Relatively little work has been done to exploit mixed precision computations for inverse problems, where the aim is to compute approximations of \(x\) from measured data, \(b\), where

\begin{equation} \label {eq:DIP} b = A x + e\,. \end{equation}

\(A\) is assumed to be a large, severely ill-conditioned matrix, and \(e\) represents unknown noise and other data measurement errors. In some applications \(A\) is known to high accuracy, while in other applications it may be that only an approximation of \(A\) is given, or that \(A \equiv A(y)\) is given in parametric form. Even in the case when \(A\) is known to high accuracy, due to the ill-posedness of the problem, and the presence of noise in the measured data, computing accurate approximations of \(x\) is a nontrivial task; special considerations, such as regularization approaches, need to be considered for these problems [3]. In this presentation we show how Kronecker product structure can be exploited and used in mixed precision algorithms for inverse problems.

References

[1] E. Carson, N. J. Higham, and S. Pranesh. Three-precision GMRES-based iterative refinement for least squares problems. SIAM Journal on Scientific Computing, 42(6):A4063–A4083, 2020.
[2] A. Haidar, H. Bayraktar, S. Tomov, J. Dongarra, and N. J. Higham.
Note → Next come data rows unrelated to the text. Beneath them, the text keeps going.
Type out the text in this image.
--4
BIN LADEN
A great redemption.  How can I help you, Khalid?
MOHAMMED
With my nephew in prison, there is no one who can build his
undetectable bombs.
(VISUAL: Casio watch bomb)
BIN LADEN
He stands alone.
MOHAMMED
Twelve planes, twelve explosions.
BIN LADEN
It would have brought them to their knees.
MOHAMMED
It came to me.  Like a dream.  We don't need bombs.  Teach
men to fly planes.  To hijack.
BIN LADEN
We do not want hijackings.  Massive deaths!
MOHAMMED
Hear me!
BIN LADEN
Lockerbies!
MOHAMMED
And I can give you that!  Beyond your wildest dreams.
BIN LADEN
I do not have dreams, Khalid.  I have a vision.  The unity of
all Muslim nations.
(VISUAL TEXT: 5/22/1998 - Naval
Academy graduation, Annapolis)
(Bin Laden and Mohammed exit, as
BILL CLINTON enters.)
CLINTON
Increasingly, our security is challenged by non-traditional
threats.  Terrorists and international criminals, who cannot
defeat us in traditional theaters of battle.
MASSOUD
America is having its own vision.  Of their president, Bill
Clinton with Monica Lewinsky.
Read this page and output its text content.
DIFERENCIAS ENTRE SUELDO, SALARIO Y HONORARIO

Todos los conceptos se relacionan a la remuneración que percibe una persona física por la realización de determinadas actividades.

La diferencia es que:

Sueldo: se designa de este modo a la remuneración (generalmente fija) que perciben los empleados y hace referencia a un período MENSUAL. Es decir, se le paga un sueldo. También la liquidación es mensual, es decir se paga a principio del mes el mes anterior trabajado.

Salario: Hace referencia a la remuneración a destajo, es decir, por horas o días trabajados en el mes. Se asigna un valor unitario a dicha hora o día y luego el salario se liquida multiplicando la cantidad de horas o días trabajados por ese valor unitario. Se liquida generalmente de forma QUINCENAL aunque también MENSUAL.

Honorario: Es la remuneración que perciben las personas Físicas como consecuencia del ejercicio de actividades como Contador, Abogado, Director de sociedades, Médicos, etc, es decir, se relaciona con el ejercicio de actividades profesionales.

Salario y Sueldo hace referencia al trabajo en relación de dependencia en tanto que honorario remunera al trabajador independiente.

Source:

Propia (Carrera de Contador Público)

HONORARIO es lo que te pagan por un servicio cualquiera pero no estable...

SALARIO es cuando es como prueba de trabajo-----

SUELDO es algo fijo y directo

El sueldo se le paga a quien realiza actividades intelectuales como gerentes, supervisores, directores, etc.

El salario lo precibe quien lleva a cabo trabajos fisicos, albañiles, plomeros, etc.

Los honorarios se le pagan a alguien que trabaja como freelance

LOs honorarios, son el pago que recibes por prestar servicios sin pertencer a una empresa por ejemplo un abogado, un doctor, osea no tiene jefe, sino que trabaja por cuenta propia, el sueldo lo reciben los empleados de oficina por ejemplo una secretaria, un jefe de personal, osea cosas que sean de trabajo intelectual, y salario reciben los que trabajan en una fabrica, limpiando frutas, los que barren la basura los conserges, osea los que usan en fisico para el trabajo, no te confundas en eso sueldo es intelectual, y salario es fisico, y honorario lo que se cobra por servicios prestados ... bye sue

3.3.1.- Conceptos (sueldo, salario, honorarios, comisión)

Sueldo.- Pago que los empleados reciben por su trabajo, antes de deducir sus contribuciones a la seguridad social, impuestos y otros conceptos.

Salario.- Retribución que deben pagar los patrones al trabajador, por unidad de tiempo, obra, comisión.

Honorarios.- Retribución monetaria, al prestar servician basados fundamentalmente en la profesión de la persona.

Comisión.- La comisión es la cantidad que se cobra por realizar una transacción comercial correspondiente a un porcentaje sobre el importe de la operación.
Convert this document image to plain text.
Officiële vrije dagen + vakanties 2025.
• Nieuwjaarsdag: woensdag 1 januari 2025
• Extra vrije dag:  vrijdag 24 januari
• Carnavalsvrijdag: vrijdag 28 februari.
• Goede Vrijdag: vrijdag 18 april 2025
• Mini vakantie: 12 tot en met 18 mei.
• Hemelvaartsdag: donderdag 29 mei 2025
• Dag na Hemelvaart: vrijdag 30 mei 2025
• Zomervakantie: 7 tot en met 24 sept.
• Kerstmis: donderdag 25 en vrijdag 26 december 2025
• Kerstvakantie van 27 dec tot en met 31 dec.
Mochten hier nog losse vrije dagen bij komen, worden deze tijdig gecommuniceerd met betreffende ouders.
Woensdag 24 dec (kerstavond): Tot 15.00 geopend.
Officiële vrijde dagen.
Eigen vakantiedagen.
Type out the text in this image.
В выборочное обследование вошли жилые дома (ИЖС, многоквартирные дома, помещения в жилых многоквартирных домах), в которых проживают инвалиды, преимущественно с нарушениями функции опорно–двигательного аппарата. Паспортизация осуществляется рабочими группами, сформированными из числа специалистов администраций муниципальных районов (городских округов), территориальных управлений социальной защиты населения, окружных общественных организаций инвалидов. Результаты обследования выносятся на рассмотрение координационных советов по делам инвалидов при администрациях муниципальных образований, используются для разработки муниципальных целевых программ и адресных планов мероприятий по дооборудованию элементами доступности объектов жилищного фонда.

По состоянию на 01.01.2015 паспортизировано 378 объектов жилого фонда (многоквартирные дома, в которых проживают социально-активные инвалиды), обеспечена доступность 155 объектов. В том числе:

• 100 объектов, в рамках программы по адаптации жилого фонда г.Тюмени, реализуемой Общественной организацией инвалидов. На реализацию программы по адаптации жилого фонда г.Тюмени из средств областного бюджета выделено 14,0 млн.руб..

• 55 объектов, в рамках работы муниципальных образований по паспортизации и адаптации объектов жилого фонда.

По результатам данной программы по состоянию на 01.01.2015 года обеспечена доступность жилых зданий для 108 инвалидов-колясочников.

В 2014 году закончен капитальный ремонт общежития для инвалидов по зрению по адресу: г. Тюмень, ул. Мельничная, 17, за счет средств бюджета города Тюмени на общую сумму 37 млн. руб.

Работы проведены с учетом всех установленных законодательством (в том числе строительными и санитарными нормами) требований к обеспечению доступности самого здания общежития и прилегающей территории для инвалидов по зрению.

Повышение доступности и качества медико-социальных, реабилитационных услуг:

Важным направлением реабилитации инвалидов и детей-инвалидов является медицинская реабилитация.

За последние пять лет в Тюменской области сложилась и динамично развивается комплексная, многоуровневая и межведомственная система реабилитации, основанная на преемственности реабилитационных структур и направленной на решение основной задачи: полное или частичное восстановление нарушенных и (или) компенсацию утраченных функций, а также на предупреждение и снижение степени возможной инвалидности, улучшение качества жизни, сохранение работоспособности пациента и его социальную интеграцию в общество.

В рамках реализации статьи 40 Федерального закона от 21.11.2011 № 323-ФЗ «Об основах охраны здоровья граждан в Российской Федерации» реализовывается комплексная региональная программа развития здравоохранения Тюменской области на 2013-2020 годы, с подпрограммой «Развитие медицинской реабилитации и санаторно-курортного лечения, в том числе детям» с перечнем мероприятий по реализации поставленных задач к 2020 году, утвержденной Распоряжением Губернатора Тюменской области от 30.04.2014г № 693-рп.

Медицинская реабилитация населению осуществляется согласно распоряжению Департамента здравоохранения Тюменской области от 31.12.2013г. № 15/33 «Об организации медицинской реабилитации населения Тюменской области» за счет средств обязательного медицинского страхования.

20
Mixed-precision iterative refinement using tensor cores on GPUs to accelerate solution of linear systems. Proceedings of the Royal Society A, 476(2243):20200110, 2020.
[3] P. C. Hansen. Discrete Inverse Problems: Insight and Algorithms. SIAM, Philadelphia, PA, 2010.
[4] N. Higham and T. Mary. Mixed precision algorithms in numerical linear algebra. Acta Numerica, 31:347–414, 2022.
[5] N. J. Higham and S. Pranesh. Exploiting lower precision arithmetic in solving symmetric positive definite linear systems and least squares problems. SIAM Journal on Scientific Computing, 43(1):A258–A277, 2021.
[6] J. A. Loe, C. A. Glusa, I. Yamazaki, E. G. Boman, and S. Rajamanickam. A study of mixed precision strategies for gmres on gpus. arXiv preprint arXiv:2105.07544, 2021.
[7] E. Oktay and E. Carson. Multistage mixed precision iterative refinement. Numerical Linear Algebra with Applications, 29(4):e2434, 2022.
[8] L. M. Yang, A. Fox, and G. Sanders. Rounding error analysis of mixed precision block Householder QR algorithms. SIAM J. Sci. Comput., 43:A1723–A1753, 2021.